The Royal Academy's latest exhibition is a testament to the intrigue and value of private collections. From Paris: A Taste for Impressionism, the culmination of four decades worth of avid collecting by American millionaire Stirling Clark and his wife, provides an often surprising and very personal take on a well-known artistic movement. Featuring works by Sisley, Monet, Renoir and Tissot, the exhibition - normally housed off the beaten track in Williamstown, Western Massachusetts - reveals a small array of works that will certainly impress.
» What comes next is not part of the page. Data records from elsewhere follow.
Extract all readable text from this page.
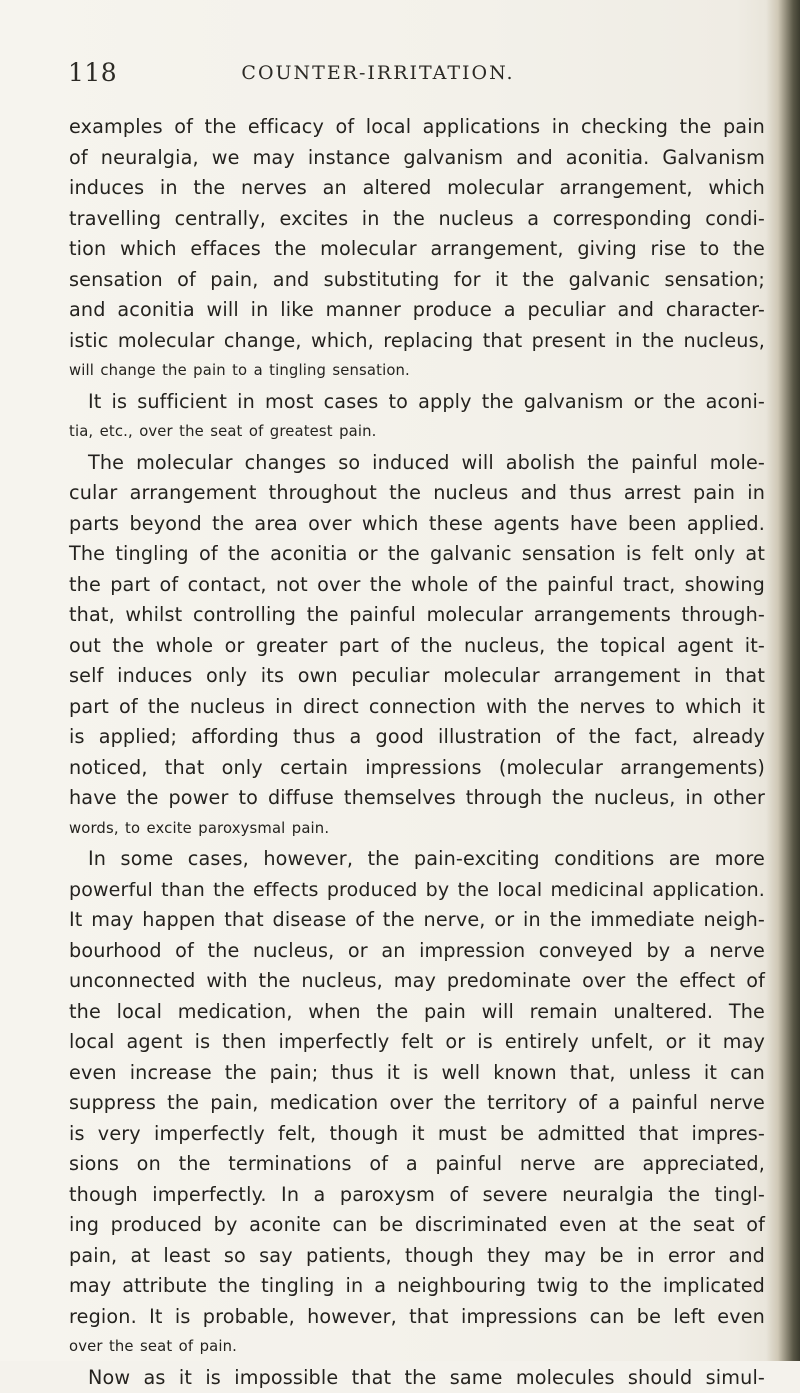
118	COUNTER-IRRITATION.
examples of the efficacy of local applications in checking the pain
of neuralgia, we may instance galvanism and aconitia. Galvanism
induces in the nerves an altered molecular arrangement, which
travelling centrally, excites in the nucleus a corresponding condi-
tion which effaces the molecular arrangement, giving rise to the
sensation of pain, and substituting for it the galvanic sensation;
and aconitia will in like manner produce a peculiar and character-
istic molecular change, which, replacing that present in the nucleus,
will change the pain to a tingling sensation.
It is sufficient in most cases to apply the galvanism or the aconi-
tia, etc., over the seat of greatest pain.
The molecular changes so induced will abolish the painful mole-
cular arrangement throughout the nucleus and thus arrest pain in
parts beyond the area over which these agents have been applied.
The tingling of the aconitia or the galvanic sensation is felt only at
the part of contact, not over the whole of the painful tract, showing
that, whilst controlling the painful molecular arrangements through-
out the whole or greater part of the nucleus, the topical agent it-
self induces only its own peculiar molecular arrangement in that
part of the nucleus in direct connection with the nerves to which it
is applied; affording thus a good illustration of the fact, already
noticed, that only certain impressions (molecular arrangements)
have the power to diffuse themselves through the nucleus, in other
words, to excite paroxysmal pain.
In some cases, however, the pain-exciting conditions are more
powerful than the effects produced by the local medicinal application.
It may happen that disease of the nerve, or in the immediate neigh-
bourhood of the nucleus, or an impression conveyed by a nerve
unconnected with the nucleus, may predominate over the effect of
the local medication, when the pain will remain unaltered. The
local agent is then imperfectly felt or is entirely unfelt, or it may
even increase the pain; thus it is well known that, unless it can
suppress the pain, medication over the territory of a painful nerve
is very imperfectly felt, though it must be admitted that impres-
sions on the terminations of a painful nerve are appreciated,
though imperfectly. In a paroxysm of severe neuralgia the tingl-
ing produced by aconite can be discriminated even at the seat of
pain, at least so say patients, though they may be in error and
may attribute the tingling in a neighbouring twig to the implicated
region. It is probable, however, that impressions can be left even
over the seat of pain.
Now as it is impossible that the same molecules should simul-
Stirling Clark, war veteran, horse breeder and heir to the Singer sewing machine fortune, delved into the world of art collecting upon moving to Paris in 1910 and, under the influence of his French wife Francine, took a particular interest in works by 19th century painters, especially the Impressionists. What the collection on display at the Royal Academy clearly shows is the couple's astute taste and understanding of the movement. And there are many classic examples of Impressionist works on show, displaying the now very familiar, though beautiful, experiments with light and colour. Along with numerous country scenes and still lifes, Camille Pissarro's series of paintings, The Road: Rain Effect, depict the subtle changes of light during a day on a simple country road. On the other hand, Pierre Renoir's still life Peonies displays a flamboyant experimentation in pinks and reds, made all the more adventurous by its placement next to Fantin-Latour's finely detailed flower study.
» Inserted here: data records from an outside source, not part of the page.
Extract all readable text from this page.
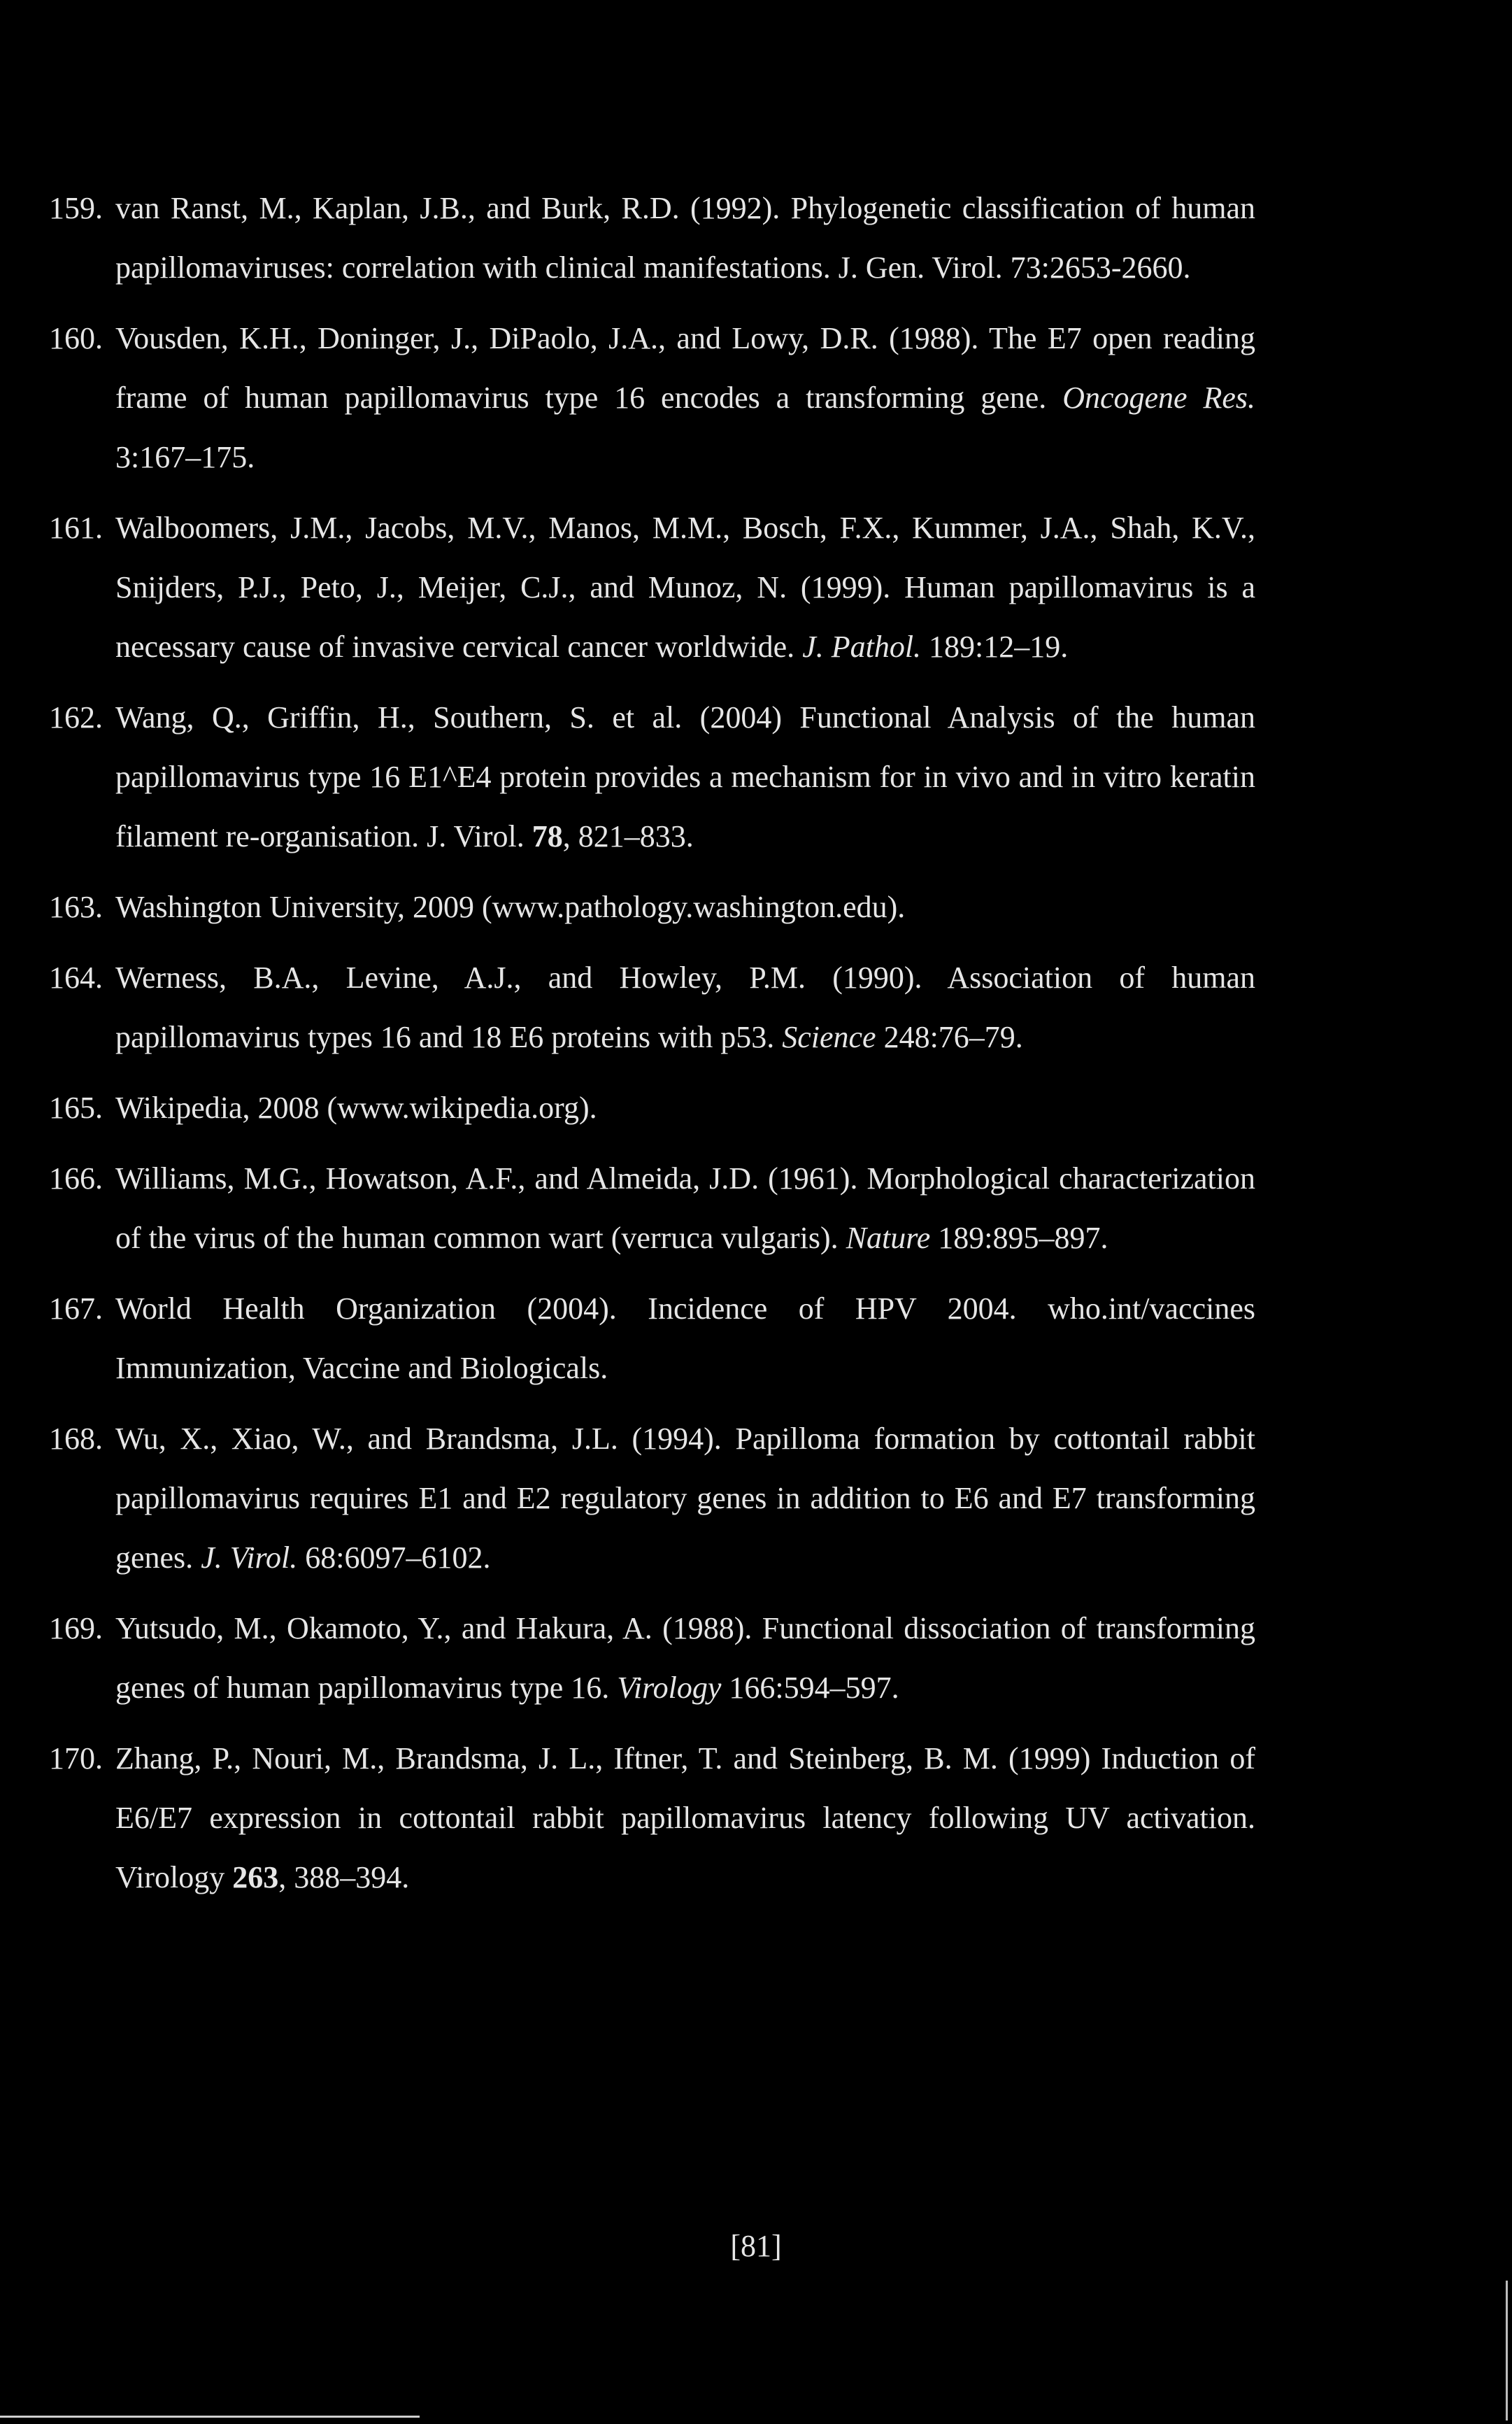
159. van Ranst, M., Kaplan, J.B., and Burk, R.D. (1992). Phylogenetic classification of human papillomaviruses: correlation with clinical manifestations. J. Gen. Virol. 73:2653-2660.
160. Vousden, K.H., Doninger, J., DiPaolo, J.A., and Lowy, D.R. (1988). The E7 open reading frame of human papillomavirus type 16 encodes a transforming gene. Oncogene Res. 3:167–175.
161. Walboomers, J.M., Jacobs, M.V., Manos, M.M., Bosch, F.X., Kummer, J.A., Shah, K.V., Snijders, P.J., Peto, J., Meijer, C.J., and Munoz, N. (1999). Human papillomavirus is a necessary cause of invasive cervical cancer worldwide. J. Pathol. 189:12–19.
162. Wang, Q., Griffin, H., Southern, S. et al. (2004) Functional Analysis of the human papillomavirus type 16 E1^E4 protein provides a mechanism for in vivo and in vitro keratin filament re-organisation. J. Virol. 78, 821–833.
163. Washington University, 2009 (www.pathology.washington.edu).
164. Werness, B.A., Levine, A.J., and Howley, P.M. (1990). Association of human papillomavirus types 16 and 18 E6 proteins with p53. Science 248:76–79.
165. Wikipedia, 2008 (www.wikipedia.org).
166. Williams, M.G., Howatson, A.F., and Almeida, J.D. (1961). Morphological characterization of the virus of the human common wart (verruca vulgaris). Nature 189:895–897.
167. World Health Organization (2004). Incidence of HPV 2004. who.int/vaccines Immunization, Vaccine and Biologicals.
168. Wu, X., Xiao, W., and Brandsma, J.L. (1994). Papilloma formation by cottontail rabbit papillomavirus requires E1 and E2 regulatory genes in addition to E6 and E7 transforming genes. J. Virol. 68:6097–6102.
169. Yutsudo, M., Okamoto, Y., and Hakura, A. (1988). Functional dissociation of transforming genes of human papillomavirus type 16. Virology 166:594–597.
170. Zhang, P., Nouri, M., Brandsma, J. L., Iftner, T. and Steinberg, B. M. (1999) Induction of E6/E7 expression in cottontail rabbit papillomavirus latency following UV activation. Virology 263, 388–394.
[81]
As part of a private collection, and therefore subject to the tastes and interests of the Clarks, the selection of paintings on display hardly offer a very in-depth look at the movement; but perhaps the real intrigue of the exhibition lies in just that. Behind every choice of painting is the Clark's own very individual enthusiasm for Impressionist works. And essentially, although the couple stuck rather exclusively to their own conservative tastes, ignoring fashionable movements such as cubism in their own time, they were choosing pieces which interested them personally, giving the collection its own unique angle. So the exhibition finds its specific focus in the artists that interested the Clarks, heavily featuring Renoir and Monet - and paintings which take as their subject beautiful women in various states of undress. The Royal Academy display has the works organised by type - portrait, landscape, still life - compensating for any lack of breadth in the collection by encouraging comparisons between the few artists the Clarks did concentrate on. Differences and developments within the artistic movement are therefore highlighted: Edouard Manet's interest in the various shades of grey and green as shown in his still life Moss Roses in a Vase are hung next to Renoir's observation of texture in Onions.
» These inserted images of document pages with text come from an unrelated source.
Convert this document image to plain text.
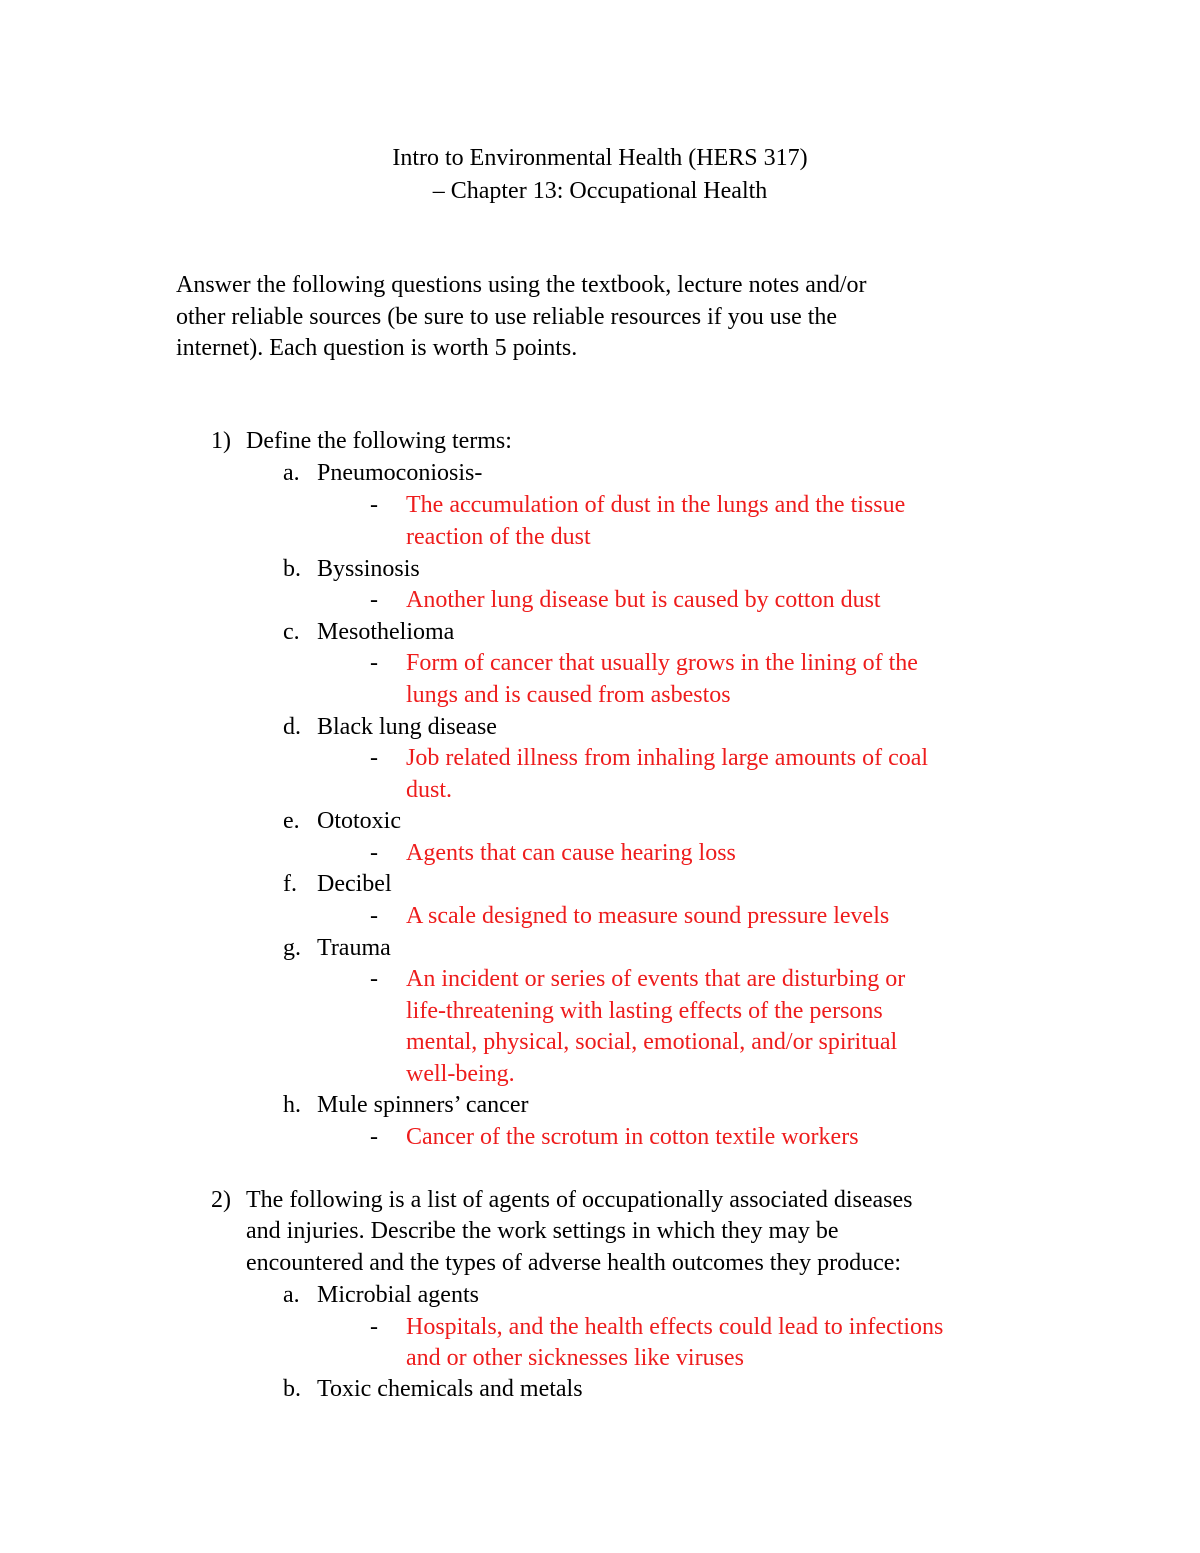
Intro to Environmental Health (HERS 317)
– Chapter 13: Occupational Health
Answer the following questions using the textbook, lecture notes and/or
other reliable sources (be sure to use reliable resources if you use the
internet). Each question is worth 5 points.
1) Define the following terms:
a. Pneumoconiosis-
- The accumulation of dust in the lungs and the tissue
reaction of the dust
b. Byssinosis
- Another lung disease but is caused by cotton dust
c. Mesothelioma
- Form of cancer that usually grows in the lining of the
lungs and is caused from asbestos
d. Black lung disease
- Job related illness from inhaling large amounts of coal
dust.
e. Ototoxic
- Agents that can cause hearing loss
f. Decibel
- A scale designed to measure sound pressure levels
g. Trauma
- An incident or series of events that are disturbing or
life-threatening with lasting effects of the persons
mental, physical, social, emotional, and/or spiritual
well-being.
h. Mule spinners’ cancer
- Cancer of the scrotum in cotton textile workers
2) The following is a list of agents of occupationally associated diseases
and injuries. Describe the work settings in which they may be
encountered and the types of adverse health outcomes they produce:
a. Microbial agents
- Hospitals, and the health effects could lead to infections
and or other sicknesses like viruses
b. Toxic chemicals and metals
And the Clarks clearly had a keen eye for identifying the pivotal moments in their favourite artists' careers, often gathering notable pieces which document a new experiment or interest. Monet's impressive depiction of geographical form in The Cliffs at Étretat, for example, is hung next to his more surprising Sea Scape: Storm, which shows the artist focusing on the unusual light on the ocean, with the sky darkly clouded over and a thick dash of white illuminated foam across the bottom third of the canvas. This good eye is most notable in one the exhibition's strongest points - Renoir's female nudes. His focus on the natural fall of light on a girl's bare shoulder and neck as she crochets in her home is shown next to his later nude painting of his wife in the Italian style - seated in front of a plain backdrop, her whole body illuminated and rounded by the light.
From Paris might offer only a very small selection of paintings, and certainly does not reveal any ground-breaking previously unseen works, but, as the personal collection of two enthusiasts, this private collection offers a refreshing and unique take on such renowned artists, that are daily viewed in galleries around the world.